OVER-ZEALOUS teenage council officials should not be given the power to seize motorists' Bentleys and Aston Martins if their owners try to sell them outside their homes, a Tory MP said today.
Jacob Rees-Mogg said plans to hand councils the power to impound cars which are being sold on the street were pernicious and went against the citizen's "ancient liberties" enshrined in the Magna Carta.
The MP for North East Somerset said in times of austerity very few people could afford Bentleys, but warned only magistrates should have the power to issue seizure notices.
Under the London Local Authorities Bill debated in the Commons, local councils would be given the power to seize cars sold on the street.
But Mr Rees-Mogg said a malevolent neighbour could post a picture of motorist's Bentley on the internet and list it for sale before ringing up the council to report an infringement.
The MP told the Commons: "Then around comes this authorised officer and practically drives off in your brand new Bentley.
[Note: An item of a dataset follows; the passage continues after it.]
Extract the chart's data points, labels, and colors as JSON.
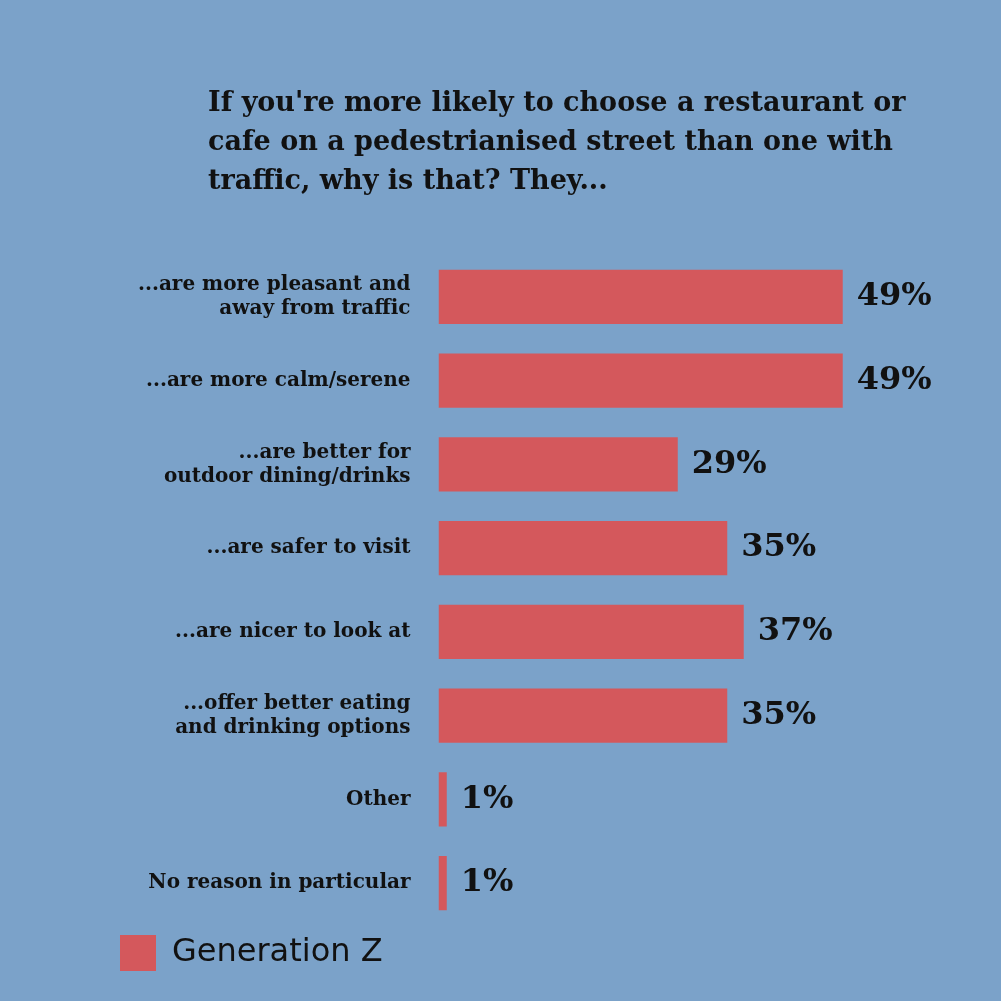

It would be very tiresome for the person who had bought a brand new Bentley, if anyone could afford such things in these times of austerity."
He added: "I think being a car salesman is a really honourable profession. Trading cars is the way to starting in business.
He continued: "It can often be a mistake to give power to relatively junior people who have excessive power in one particular area. If you take the authorised officer who is likely to do this, he is likely to be a relatively lowly official who suddenly has the power to go around and confiscate a car."
The Bill has been debated on several occasions by MPs, with Mr Rees-Mogg earlier failing in a bid to mandate all council official to wear bowler hats.
Tonight, he said the power to destroy seized cars should rest with the Communities Secretary and not the Mayor of London.
The Tory said he was standing up for the rights of the individual against petty, overbearing bureaucracy.
He added: "This rotten law, this dreadful, mean little Bill for some of the London boroughs, is an absolute attack on freedom that builds up the bureaucrat to be able to do all sorts of things without any protection for the individual.
"The bureaucrat can take your car, seize your goods, sell your goods, send you a notice with only 14 days to do anything about it. If that bureaucrat makes a bureaucratic mistake, he is Scot-free and it is assumed he got it right because he is such a wonderful and clever bureaucrat."